Если мы будем говорить об этом, если проживем катастрофическую ситуацию, то справимся с тяжелыми последствиями и станем свободными и открытыми для нового опыта, и при этом вынесем важные жизненные уроки из прошлого.

Травма находит проявление в теле

Онколог и медицинский психолог Владимир Микеда на основе своих наблюдений предполагает связь между заболеваниями отдельных органов и историей семьи.

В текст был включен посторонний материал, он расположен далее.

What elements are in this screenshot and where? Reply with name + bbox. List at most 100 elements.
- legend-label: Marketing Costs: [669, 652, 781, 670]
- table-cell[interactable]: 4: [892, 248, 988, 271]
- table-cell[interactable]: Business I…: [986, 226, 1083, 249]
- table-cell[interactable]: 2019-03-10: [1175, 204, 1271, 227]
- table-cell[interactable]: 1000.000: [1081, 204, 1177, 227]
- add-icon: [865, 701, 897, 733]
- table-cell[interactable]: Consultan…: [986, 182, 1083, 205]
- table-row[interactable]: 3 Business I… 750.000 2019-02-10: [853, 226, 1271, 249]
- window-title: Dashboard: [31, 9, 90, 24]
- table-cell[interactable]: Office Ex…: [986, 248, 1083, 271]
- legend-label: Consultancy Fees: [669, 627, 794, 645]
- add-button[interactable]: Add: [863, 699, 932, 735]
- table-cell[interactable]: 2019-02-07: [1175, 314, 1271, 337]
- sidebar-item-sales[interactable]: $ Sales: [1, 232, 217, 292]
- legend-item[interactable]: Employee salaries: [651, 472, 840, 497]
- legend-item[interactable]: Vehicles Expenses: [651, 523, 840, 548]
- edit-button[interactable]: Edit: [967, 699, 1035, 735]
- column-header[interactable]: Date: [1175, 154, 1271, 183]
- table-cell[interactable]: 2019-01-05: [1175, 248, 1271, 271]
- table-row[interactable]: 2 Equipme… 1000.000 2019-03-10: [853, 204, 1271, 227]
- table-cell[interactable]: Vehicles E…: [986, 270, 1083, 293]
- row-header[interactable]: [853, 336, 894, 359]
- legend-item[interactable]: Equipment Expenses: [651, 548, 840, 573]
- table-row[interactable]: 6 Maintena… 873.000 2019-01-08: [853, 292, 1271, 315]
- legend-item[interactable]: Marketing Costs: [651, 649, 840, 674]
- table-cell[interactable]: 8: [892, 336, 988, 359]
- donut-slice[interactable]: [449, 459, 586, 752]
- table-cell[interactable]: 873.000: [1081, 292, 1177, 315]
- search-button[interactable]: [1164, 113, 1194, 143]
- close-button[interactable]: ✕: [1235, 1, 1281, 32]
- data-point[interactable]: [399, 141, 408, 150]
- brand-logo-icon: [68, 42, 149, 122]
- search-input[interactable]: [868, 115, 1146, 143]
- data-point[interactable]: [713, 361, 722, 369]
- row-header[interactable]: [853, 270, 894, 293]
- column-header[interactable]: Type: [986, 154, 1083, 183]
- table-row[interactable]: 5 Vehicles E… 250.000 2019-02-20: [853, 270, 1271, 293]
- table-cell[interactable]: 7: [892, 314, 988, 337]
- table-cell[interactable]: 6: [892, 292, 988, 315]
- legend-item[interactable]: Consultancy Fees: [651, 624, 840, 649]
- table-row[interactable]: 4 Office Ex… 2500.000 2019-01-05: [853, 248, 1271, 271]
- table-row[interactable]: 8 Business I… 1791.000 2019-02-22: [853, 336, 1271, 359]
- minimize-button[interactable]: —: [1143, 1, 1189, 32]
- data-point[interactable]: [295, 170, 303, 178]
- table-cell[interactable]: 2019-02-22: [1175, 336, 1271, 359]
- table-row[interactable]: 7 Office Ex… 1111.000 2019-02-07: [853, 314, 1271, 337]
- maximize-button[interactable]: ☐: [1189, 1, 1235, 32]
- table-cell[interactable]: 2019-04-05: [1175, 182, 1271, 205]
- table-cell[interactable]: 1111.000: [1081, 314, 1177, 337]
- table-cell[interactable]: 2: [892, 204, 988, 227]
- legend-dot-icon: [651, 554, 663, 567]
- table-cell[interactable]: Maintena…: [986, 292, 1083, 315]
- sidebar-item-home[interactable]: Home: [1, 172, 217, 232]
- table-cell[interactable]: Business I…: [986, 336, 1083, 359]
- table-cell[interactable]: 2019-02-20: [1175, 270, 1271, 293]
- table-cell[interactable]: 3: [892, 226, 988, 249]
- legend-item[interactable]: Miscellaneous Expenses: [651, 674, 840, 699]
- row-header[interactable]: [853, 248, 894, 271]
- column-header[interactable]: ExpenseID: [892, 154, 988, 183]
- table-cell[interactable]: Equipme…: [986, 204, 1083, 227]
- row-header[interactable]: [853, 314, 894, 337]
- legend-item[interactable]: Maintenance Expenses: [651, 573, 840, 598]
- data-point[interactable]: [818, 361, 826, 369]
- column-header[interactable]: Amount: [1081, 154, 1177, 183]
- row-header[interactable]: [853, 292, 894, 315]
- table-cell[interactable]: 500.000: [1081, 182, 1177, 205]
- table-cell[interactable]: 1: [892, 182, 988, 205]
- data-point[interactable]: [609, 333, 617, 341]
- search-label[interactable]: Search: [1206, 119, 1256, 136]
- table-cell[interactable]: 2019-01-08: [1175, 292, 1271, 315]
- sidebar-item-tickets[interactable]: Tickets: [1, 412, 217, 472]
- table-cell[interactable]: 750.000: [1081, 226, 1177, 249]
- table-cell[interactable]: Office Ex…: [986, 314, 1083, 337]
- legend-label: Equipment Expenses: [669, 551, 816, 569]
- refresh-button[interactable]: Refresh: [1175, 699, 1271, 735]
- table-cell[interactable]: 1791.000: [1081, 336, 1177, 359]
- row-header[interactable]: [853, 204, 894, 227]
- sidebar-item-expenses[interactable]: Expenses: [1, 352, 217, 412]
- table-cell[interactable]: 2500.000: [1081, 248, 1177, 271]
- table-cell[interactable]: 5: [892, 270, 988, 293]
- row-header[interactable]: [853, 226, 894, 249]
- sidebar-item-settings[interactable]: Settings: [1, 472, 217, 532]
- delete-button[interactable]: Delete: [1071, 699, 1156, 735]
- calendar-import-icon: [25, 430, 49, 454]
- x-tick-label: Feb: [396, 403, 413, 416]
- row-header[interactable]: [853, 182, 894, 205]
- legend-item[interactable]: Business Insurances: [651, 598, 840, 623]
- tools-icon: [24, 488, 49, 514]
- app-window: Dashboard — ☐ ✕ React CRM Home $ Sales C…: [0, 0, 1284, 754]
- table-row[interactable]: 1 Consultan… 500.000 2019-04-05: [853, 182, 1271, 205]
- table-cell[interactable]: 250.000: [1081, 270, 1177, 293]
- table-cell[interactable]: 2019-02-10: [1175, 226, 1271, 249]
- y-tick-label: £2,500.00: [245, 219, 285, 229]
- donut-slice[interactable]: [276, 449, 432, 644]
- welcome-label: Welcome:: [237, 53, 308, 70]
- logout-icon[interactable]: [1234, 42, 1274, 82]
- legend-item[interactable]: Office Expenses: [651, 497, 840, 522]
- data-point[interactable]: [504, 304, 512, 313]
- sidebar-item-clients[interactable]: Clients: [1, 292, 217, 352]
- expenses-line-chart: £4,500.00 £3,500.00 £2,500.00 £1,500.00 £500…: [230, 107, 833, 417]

  • Гемофилия (нарушение свертываемости крови) передается по наследству. Одна из возможных причин — представителя рода избивали до состояния сильной кровопотери.
  • Проблемы с почками могут иметь начало в истории, где представителя рода утопили или он сам утонул.
  • Проблемы с селезенкой, возможно, связаны с кровопролитиями, имевшими место в прошлом семьи.
  • Болезни сфинктера желудка могут свидетельствовать о том, что представители рода «застряли» в каких-то неприятных ситуациях и не могут найти выход из них. «Психологическая работа с родовыми травмами показана тому, кто считает, что сведения о жизни предков окажутся тяжелыми для его восприятия, или когда услышанное о жизни родных приводит в ужас, порождает панику, обиду, агрессию, гнев, — добавляет клинический психолог Екатерина Кужель. — Тело может реагировать на эту информацию учащением сердцебиения, комом в горле, спазмами в груди, животе, тяжестью в руках и другими неприятными физическими ощущениями».

1 1. Б. Окуджава «Искусство кройки и житья» (У-Фактория, 2001).